Some people used the hashtag to show pride; others expressed their struggles, such as having to choose between different cultures and being treated like an outsider by the ethnic group of a parent.

Saxena told NBC News that people sometimes mistake her for being white. “They won’t know until later that I’m not really what they think I am," she said. "I’ve had times people being outright racist about Indians to me, not knowing my background."

Saxena further explained the rationale of her Twitter movement in a recent editorial, writing that her hashtag was meant to create a “place for anyone who self-identifies as biracial and is comfortable posting selfies, and a way to show everyone else that there is no one way for biracial to look. Also, perhaps, it could make the experience of being of mixed heritage not so isolating."

"There is no one way for biracial to look."

The population of multiracial Americans in America is growing three times as fast as the US population as a whole, according to a recent report from the Pew Research Center. The same Pew study also found that a majority of mixed-race Americans feel a common bond with other mixed-race people, even with those whose combination of racial backgrounds is different.
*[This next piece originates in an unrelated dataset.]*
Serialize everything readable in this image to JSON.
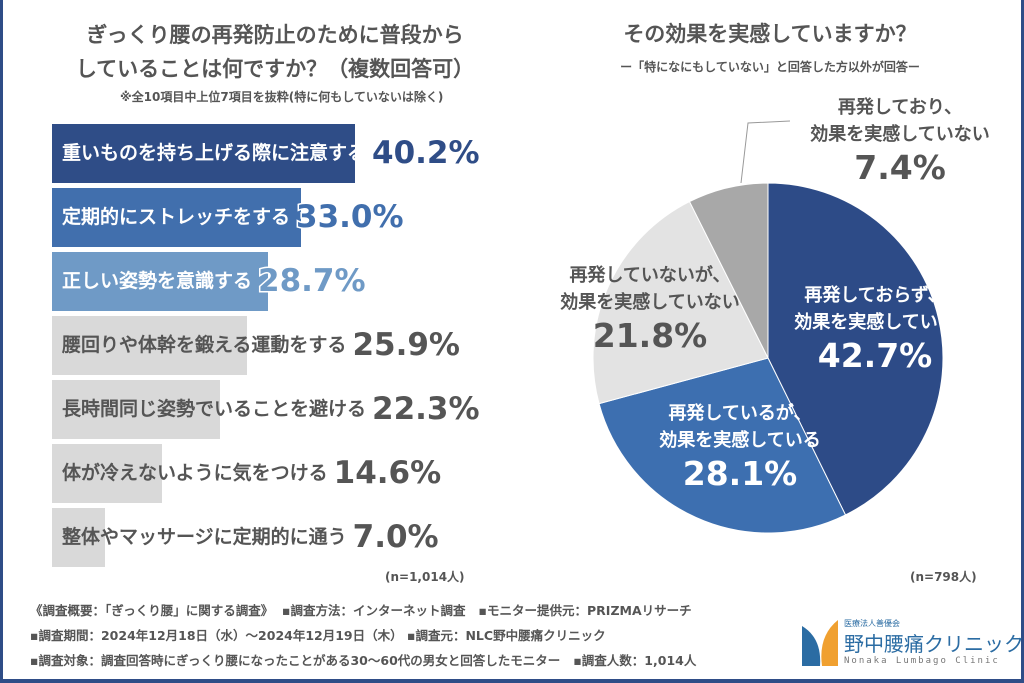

Saxena told NBC News that there is no one way for “prejudice or microaggressions” to play out for mixed-race people because of the variety of racial combinations. “But I think there’s some understanding and undercurrents of feeling like you don’t always quite know where you belong. You don’t always feel entirely related to one or another side.”

Saxena believes that mixed-race people are often “fetishized.” “There are a lot of people that see mixed race people as some sort of proof that racism doesn’t have to exist, that if people from two different races can come together and make a baby everything gets solved, and that’s not true.”
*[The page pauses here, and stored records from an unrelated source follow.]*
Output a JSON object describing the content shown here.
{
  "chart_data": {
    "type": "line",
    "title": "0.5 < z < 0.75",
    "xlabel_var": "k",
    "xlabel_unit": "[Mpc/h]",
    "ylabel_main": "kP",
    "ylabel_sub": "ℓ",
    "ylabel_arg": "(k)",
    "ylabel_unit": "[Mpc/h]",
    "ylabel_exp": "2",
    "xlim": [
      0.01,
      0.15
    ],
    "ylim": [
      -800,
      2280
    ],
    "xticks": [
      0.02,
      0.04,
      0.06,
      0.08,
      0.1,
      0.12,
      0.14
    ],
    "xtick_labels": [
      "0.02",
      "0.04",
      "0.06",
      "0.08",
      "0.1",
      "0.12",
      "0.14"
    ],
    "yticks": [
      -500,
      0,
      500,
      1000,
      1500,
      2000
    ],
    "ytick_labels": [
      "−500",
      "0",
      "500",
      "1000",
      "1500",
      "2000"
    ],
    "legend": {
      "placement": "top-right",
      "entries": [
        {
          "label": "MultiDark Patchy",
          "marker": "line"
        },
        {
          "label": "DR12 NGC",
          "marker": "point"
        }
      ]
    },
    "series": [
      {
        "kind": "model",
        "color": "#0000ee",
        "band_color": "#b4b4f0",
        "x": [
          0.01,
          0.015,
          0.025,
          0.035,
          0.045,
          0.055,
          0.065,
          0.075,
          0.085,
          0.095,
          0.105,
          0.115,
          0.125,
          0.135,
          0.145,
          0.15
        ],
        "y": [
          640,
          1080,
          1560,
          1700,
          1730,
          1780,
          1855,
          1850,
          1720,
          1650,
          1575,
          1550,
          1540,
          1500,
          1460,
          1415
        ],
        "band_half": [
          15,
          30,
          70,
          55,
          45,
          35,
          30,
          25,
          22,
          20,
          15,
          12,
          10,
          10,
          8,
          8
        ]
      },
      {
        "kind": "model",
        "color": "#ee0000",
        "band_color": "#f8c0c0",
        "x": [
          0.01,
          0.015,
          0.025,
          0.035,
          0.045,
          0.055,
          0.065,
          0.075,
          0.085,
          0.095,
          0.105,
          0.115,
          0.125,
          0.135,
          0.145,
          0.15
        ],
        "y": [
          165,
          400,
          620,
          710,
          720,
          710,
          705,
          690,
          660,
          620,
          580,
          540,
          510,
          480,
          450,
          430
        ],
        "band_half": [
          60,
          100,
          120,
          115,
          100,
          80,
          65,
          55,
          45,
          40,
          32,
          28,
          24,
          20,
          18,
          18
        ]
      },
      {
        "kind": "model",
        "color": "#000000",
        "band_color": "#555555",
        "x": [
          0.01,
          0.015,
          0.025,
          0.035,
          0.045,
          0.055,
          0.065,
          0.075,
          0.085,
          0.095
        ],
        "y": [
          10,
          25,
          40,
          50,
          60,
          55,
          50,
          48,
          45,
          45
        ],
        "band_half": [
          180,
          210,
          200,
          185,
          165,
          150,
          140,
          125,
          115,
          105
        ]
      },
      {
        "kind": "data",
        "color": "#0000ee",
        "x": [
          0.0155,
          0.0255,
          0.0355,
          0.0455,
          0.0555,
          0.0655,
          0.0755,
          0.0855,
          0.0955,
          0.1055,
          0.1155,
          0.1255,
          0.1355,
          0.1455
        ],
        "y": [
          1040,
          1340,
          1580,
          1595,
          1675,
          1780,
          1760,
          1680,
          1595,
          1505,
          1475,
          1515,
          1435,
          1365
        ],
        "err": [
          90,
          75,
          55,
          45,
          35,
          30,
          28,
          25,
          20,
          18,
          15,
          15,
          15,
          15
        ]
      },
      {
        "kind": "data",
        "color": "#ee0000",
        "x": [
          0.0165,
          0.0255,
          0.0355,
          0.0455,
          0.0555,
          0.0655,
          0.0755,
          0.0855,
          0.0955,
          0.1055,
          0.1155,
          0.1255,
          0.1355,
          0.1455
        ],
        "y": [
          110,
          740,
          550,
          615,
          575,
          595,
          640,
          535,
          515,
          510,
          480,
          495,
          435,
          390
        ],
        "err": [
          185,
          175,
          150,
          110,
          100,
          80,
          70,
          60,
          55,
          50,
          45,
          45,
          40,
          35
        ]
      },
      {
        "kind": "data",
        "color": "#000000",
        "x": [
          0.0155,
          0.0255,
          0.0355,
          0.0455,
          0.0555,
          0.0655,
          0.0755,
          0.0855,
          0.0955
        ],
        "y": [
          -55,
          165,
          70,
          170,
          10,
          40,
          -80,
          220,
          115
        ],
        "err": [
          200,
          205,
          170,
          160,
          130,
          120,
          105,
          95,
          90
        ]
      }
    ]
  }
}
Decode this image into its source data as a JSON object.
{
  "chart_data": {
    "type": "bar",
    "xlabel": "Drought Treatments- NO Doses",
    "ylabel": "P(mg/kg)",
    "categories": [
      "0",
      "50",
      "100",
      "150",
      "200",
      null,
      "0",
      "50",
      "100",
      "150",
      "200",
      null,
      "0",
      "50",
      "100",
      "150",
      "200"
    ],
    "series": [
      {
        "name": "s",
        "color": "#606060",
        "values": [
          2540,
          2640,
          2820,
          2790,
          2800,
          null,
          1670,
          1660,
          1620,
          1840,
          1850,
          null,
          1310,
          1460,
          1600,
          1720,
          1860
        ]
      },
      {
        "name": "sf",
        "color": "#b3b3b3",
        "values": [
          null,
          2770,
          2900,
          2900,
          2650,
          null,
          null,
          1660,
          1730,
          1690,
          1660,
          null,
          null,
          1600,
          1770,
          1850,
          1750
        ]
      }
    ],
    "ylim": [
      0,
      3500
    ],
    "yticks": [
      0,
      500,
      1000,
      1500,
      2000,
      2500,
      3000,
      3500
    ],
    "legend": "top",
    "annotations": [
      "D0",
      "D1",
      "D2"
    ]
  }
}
“We [biracial people] are not a rainbow at the end of the civil rights path.”

In her editorial, Saxena wrote, “We [biracial people] are not a rainbow at the end of the civil rights path.” She says that the idea of an increasing multiracial population will inevitably dismantle racism is “a lazy way out.”

“It’s something a lot of people use for this fantasy," she said. "So they don’t really have to reckon with the ways racism and prejudice affect mixed race people a lot.”